Show the 68-95-99.7 rule in Statistics using Python

Statistics provides us with powerful tools to analyze and understand data. One of the fundamental concepts in statistics is the 68-95-99.7 rule, also known as the empirical rule or the three-sigma rule. This rule allows us to make important inferences about the distribution of data based on its standard deviation.

Overview of the 68-95-99.7 Rule

The 68-95-99.7 rule provides a way to estimate the percentage of data that falls within a certain number of standard deviations from the mean in a normal distribution. According to this rule ?
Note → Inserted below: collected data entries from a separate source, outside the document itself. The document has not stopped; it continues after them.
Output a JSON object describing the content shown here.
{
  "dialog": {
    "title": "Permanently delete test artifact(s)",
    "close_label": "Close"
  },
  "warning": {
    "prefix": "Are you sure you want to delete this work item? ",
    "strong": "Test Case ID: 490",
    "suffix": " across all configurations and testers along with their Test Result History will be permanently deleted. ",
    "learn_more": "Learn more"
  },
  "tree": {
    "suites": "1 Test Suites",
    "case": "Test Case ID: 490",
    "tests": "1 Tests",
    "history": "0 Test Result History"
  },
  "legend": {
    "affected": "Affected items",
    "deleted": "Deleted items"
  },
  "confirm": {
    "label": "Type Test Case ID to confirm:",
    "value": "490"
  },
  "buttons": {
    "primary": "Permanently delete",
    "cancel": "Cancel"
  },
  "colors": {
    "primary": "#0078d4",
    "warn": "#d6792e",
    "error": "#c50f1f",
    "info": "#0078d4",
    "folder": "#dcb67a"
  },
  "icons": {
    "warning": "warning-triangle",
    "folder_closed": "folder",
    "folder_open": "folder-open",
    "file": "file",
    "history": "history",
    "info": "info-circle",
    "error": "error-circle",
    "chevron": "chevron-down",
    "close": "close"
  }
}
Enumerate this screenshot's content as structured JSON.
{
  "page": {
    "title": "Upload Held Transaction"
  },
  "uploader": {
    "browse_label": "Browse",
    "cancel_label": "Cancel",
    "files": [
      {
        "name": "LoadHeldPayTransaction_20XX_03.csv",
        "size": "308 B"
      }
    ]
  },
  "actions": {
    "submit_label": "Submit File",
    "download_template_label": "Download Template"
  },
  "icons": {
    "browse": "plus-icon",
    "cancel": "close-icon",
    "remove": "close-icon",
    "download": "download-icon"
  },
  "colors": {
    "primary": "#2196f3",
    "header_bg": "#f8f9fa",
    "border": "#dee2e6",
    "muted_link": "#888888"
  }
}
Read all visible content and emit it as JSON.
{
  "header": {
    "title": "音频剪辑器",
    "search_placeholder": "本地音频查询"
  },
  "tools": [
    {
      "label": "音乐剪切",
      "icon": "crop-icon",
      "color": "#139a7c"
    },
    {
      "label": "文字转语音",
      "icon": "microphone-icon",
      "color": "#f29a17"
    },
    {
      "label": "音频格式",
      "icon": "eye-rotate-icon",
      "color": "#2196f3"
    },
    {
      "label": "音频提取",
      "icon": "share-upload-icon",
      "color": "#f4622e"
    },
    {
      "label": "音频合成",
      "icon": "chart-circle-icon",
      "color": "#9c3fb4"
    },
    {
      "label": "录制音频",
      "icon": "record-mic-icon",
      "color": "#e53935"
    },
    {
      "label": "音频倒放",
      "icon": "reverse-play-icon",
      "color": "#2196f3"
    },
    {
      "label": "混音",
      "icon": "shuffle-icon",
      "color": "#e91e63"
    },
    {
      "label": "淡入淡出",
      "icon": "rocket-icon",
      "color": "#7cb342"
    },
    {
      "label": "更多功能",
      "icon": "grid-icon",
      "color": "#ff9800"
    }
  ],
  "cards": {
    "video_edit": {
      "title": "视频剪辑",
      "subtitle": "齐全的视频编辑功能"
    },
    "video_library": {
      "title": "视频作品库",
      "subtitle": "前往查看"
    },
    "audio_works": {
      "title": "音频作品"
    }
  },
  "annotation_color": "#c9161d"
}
  • Approximately 68% of the data falls within one standard deviation of the mean.

  • Approximately 95% of the data falls within two standard deviations of the mean.

  • Approximately 99.7% of the data falls within three standard deviations of the mean.

These percentages hold true for a dataset that follows a normal distribution, also known as a bell curve. Understanding this rule allows us to quickly assess the spread of data and identify outliers or unusual observations.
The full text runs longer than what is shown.